Bu arada Güven’in kendisi de tutuklu bir milletvekili iken CHP’nin sadece Enis Berberoğlu’nu hatırlaması/hatırlatması ve 200 gün süren açlık grevi boyunca CHP’nin bu eyleme ve talebine karşı sessizliğini sürdürmesi (Güven’i sadece Sezgin Tanrıkulu ziyaret etti) nedeniyle tepkili olduğunu ama 23 Haziran’da Kürtlerin ve demokrasi güçlerinin AKP’ye kaybettirmesinin 31 Mart seçimlerinden daha fazla önem kazandığını söylediğini de ekleyelim.

Peki, bunca ikiyüzlülüğe rağmen iktidarın muhafazakâr Kürt seçmeni etkileme şansı var mı?

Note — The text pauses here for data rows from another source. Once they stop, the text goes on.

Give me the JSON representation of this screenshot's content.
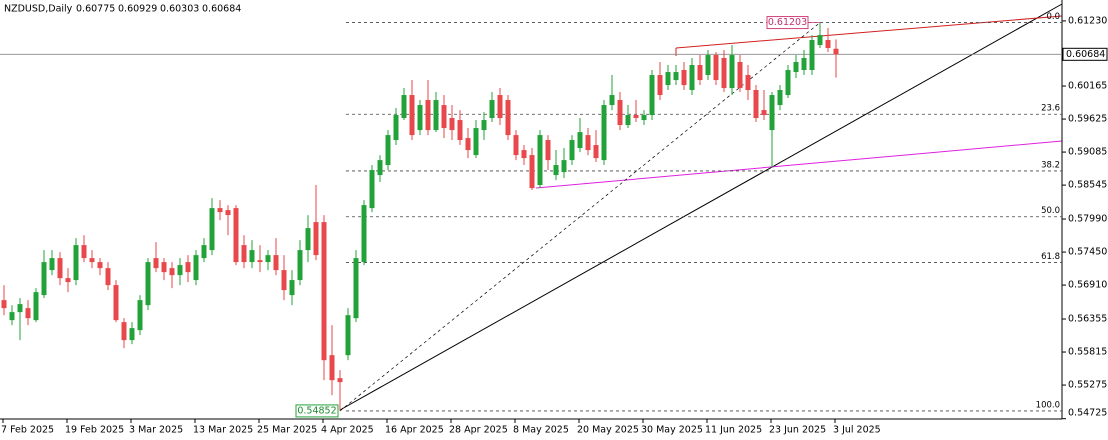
{
  "chart_data": {
    "type": "candlestick",
    "title": "NZDUSD,Daily",
    "categories": [
      "7 Feb 2025",
      null,
      null,
      null,
      null,
      null,
      null,
      null,
      "19 Feb 2025",
      null,
      null,
      null,
      null,
      null,
      null,
      null,
      "3 Mar 2025",
      null,
      null,
      null,
      null,
      null,
      null,
      null,
      "13 Mar 2025",
      null,
      null,
      null,
      null,
      null,
      null,
      null,
      "25 Mar 2025",
      null,
      null,
      null,
      null,
      null,
      null,
      null,
      "4 Apr 2025",
      null,
      null,
      null,
      null,
      null,
      null,
      null,
      "16 Apr 2025",
      null,
      null,
      null,
      null,
      null,
      null,
      null,
      "28 Apr 2025",
      null,
      null,
      null,
      null,
      null,
      null,
      null,
      "8 May 2025",
      null,
      null,
      null,
      null,
      null,
      null,
      null,
      "20 May 2025",
      null,
      null,
      null,
      null,
      null,
      null,
      null,
      "30 May 2025",
      null,
      null,
      null,
      null,
      null,
      null,
      null,
      "11 Jun 2025",
      null,
      null,
      null,
      null,
      null,
      null,
      null,
      "23 Jun 2025",
      null,
      null,
      null,
      null,
      null,
      null,
      null,
      "3 Jul 2025"
    ],
    "open": [
      0.56664,
      0.56337,
      0.56468,
      0.56533,
      0.56337,
      0.56746,
      0.57155,
      0.57351,
      0.57024,
      0.56992,
      0.57564,
      0.57351,
      0.57286,
      0.57187,
      0.5691,
      0.56304,
      0.5601,
      0.56173,
      0.56582,
      0.57351,
      0.57286,
      0.57187,
      0.57073,
      0.57286,
      0.56992,
      0.57351,
      0.57482,
      0.58169,
      0.58136,
      0.58169,
      0.57564,
      0.57286,
      0.57318,
      0.57286,
      0.574,
      0.57155,
      0.56746,
      0.56992,
      0.57482,
      0.5794,
      0.5794,
      0.55764,
      0.55388,
      0.55764,
      0.56369,
      0.57286,
      0.58169,
      0.58709,
      0.58873,
      0.59282,
      0.59642,
      0.60018,
      0.59445,
      0.59936,
      0.59445,
      0.59854,
      0.59642,
      0.59609,
      0.59314,
      0.59036,
      0.59445,
      0.59642,
      0.60018,
      0.59936,
      0.59363,
      0.59118,
      0.59036,
      0.58546,
      0.59282,
      0.58709,
      0.58758,
      0.58954,
      0.59151,
      0.59363,
      0.592,
      0.58954,
      0.59854,
      0.59936,
      0.59527,
      0.59691,
      0.59609,
      0.59691,
      0.60345,
      0.60181,
      0.60263,
      0.60427,
      0.601,
      0.60509,
      0.60345,
      0.60672,
      0.60623,
      0.60132,
      0.60558,
      0.60345,
      0.601,
      0.59772,
      0.59445,
      0.59854,
      0.60018,
      0.60394,
      0.60427,
      0.60427,
      0.60836,
      0.60918,
      0.60775
    ],
    "high": [
      0.5691,
      0.56582,
      0.56697,
      0.56664,
      0.56861,
      0.57482,
      0.57482,
      0.57449,
      0.57187,
      0.57678,
      0.57727,
      0.57482,
      0.57351,
      0.57286,
      0.56992,
      0.56369,
      0.56304,
      0.56746,
      0.57351,
      0.57613,
      0.57351,
      0.57286,
      0.57351,
      0.574,
      0.57482,
      0.57678,
      0.58333,
      0.583,
      0.58218,
      0.58218,
      0.57727,
      0.57646,
      0.57564,
      0.57482,
      0.57678,
      0.574,
      0.57155,
      0.57646,
      0.58055,
      0.58546,
      0.58055,
      0.56255,
      0.55519,
      0.56533,
      0.57482,
      0.583,
      0.58873,
      0.59036,
      0.59445,
      0.59805,
      0.60132,
      0.60263,
      0.59936,
      0.60263,
      0.60067,
      0.60018,
      0.59854,
      0.59772,
      0.59478,
      0.59609,
      0.59739,
      0.60067,
      0.60132,
      0.60018,
      0.59445,
      0.592,
      0.59151,
      0.59445,
      0.59363,
      0.59118,
      0.59151,
      0.59363,
      0.59642,
      0.59478,
      0.59445,
      0.59936,
      0.60345,
      0.60067,
      0.59854,
      0.59936,
      0.59772,
      0.60427,
      0.60558,
      0.60509,
      0.60509,
      0.60558,
      0.60623,
      0.60672,
      0.60754,
      0.60721,
      0.60754,
      0.60836,
      0.60672,
      0.60509,
      0.60181,
      0.601,
      0.60067,
      0.60181,
      0.60509,
      0.60672,
      0.60754,
      0.60999,
      0.61203,
      0.61114,
      0.60929
    ],
    "low": [
      0.56418,
      0.56255,
      0.5601,
      0.56255,
      0.56304,
      0.56697,
      0.57073,
      0.5691,
      0.56795,
      0.5691,
      0.57286,
      0.57187,
      0.57073,
      0.56828,
      0.56304,
      0.55879,
      0.55944,
      0.56091,
      0.565,
      0.57122,
      0.56992,
      0.56861,
      0.5691,
      0.56959,
      0.5691,
      0.57286,
      0.574,
      0.57973,
      0.57727,
      0.57237,
      0.57187,
      0.57187,
      0.57122,
      0.57155,
      0.57073,
      0.56664,
      0.56582,
      0.5691,
      0.57286,
      0.57318,
      0.55355,
      0.5511,
      0.54852,
      0.55682,
      0.56304,
      0.57237,
      0.58104,
      0.58595,
      0.58791,
      0.592,
      0.59609,
      0.59282,
      0.59363,
      0.59363,
      0.59412,
      0.59314,
      0.59282,
      0.592,
      0.58987,
      0.58987,
      0.59282,
      0.59576,
      0.59527,
      0.59282,
      0.58954,
      0.58873,
      0.58464,
      0.58496,
      0.58791,
      0.58627,
      0.5866,
      0.58873,
      0.59085,
      0.59036,
      0.58922,
      0.58873,
      0.59772,
      0.59445,
      0.59478,
      0.59576,
      0.59527,
      0.59609,
      0.59936,
      0.601,
      0.60181,
      0.601,
      0.60018,
      0.60181,
      0.60263,
      0.60181,
      0.60067,
      0.60018,
      0.60067,
      0.59936,
      0.59576,
      0.59609,
      0.58824,
      0.59772,
      0.59969,
      0.60296,
      0.60345,
      0.60345,
      0.60787,
      0.60721,
      0.60303
    ],
    "close": [
      0.56533,
      0.56468,
      0.56599,
      0.56369,
      0.56795,
      0.57286,
      0.57351,
      0.57024,
      0.56959,
      0.57564,
      0.57351,
      0.57286,
      0.57187,
      0.5691,
      0.56337,
      0.5601,
      0.56206,
      0.56664,
      0.57286,
      0.57187,
      0.57122,
      0.57073,
      0.57237,
      0.57122,
      0.574,
      0.57564,
      0.58169,
      0.58104,
      0.58055,
      0.57286,
      0.57286,
      0.57482,
      0.57286,
      0.574,
      0.57155,
      0.56828,
      0.56992,
      0.57482,
      0.57842,
      0.574,
      0.55682,
      0.55355,
      0.55323,
      0.56418,
      0.57351,
      0.58218,
      0.58791,
      0.58954,
      0.59363,
      0.59691,
      0.60018,
      0.59363,
      0.59854,
      0.59445,
      0.59936,
      0.59478,
      0.59445,
      0.59282,
      0.59118,
      0.59478,
      0.59609,
      0.59936,
      0.59642,
      0.59363,
      0.59036,
      0.58987,
      0.58496,
      0.59363,
      0.58954,
      0.58873,
      0.58954,
      0.59282,
      0.59412,
      0.59118,
      0.58987,
      0.59854,
      0.60018,
      0.59527,
      0.59691,
      0.59642,
      0.59691,
      0.60345,
      0.60018,
      0.60394,
      0.60394,
      0.60181,
      0.60509,
      0.60263,
      0.60672,
      0.60263,
      0.60132,
      0.60672,
      0.60132,
      0.601,
      0.59642,
      0.59691,
      0.60018,
      0.601,
      0.60427,
      0.60558,
      0.60623,
      0.60918,
      0.60999,
      0.60787,
      0.60684
    ],
    "up_color": "#22a33a",
    "down_color": "#e8474b",
    "ylim": [
      0.5472,
      0.61572
    ],
    "yticks": [
      {
        "value": 0.6123,
        "label": "0.61230"
      },
      0.60165,
      0.59625,
      0.59085,
      0.58545,
      {
        "value": 0.5799,
        "label": "0.57990"
      },
      {
        "value": 0.5745,
        "label": "0.57450"
      },
      {
        "value": 0.5691,
        "label": "0.56910"
      },
      0.56355,
      0.55815,
      0.55275,
      0.54725
    ],
    "fib": {
      "high": 0.61203,
      "low": 0.54852,
      "levels": [
        {
          "value": 0,
          "label": "0.0"
        },
        23.6,
        38.2,
        {
          "value": 50,
          "label": "50.0"
        },
        61.8,
        {
          "value": 100,
          "label": "100.0"
        }
      ]
    }
  }
}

Bu konuda iktidarın işini en çok kolaylaştıranların "Kürt" ve "Kürdistan" adının geçtiği her yerde 'kabristan’dan ve öldürmekten söz eden ulusalcı-milliyetçi çevreler olduğunu söyleyelim. Bu kafatasçı zihniyet maalesef muhafazakâr-dindar Kürt seçmenlerin bir kısmında AKP’nin "ehveni şer" olarak görülmesini sağlıyor. Çünkü AKP’nin, Kürtlerin Kürt sorununun çözümü konusundaki beklentilerini istismar etmesini engellemenin yolu Kürtlere saldırmak değil; bu istismarı boşa çıkartacak şekilde Kürt sorununun demokratik-barışçıl çözümünü tutarlı bir şekilde savunmaktır. Bu noktada CHP lideri Kılıçdaroğlu’nun geçmiş günlerde Kürtçe eğitim ve eşit yurttaşlık konusunda yaptığı açıklamalar olumludur ancak önemli olan bu açıklamaların gereği olan bir demokratik bir tutumun geliştirilmesidir.

Şurası kesindir: Dün "yallah Kürdistan’a", bugün İmamoğlu’na yönelik "Pontus" söylemleri üzerinden toplumu kamplaştırıp ırkçı-milliyetçi çevreleri yedeklemek isteyenler bu ülkeye ne barış, ne de huzur getirebilir. Fakat bu gerici-baskıcı rejimin gerçek alternatifi, onun farklı bir tezahüründen başka bir şey olmayan ‘tek’çilik değil, ancak Kürtlerin eşitlik talebini de kapsayacak demokratik bir ittifak olabilir.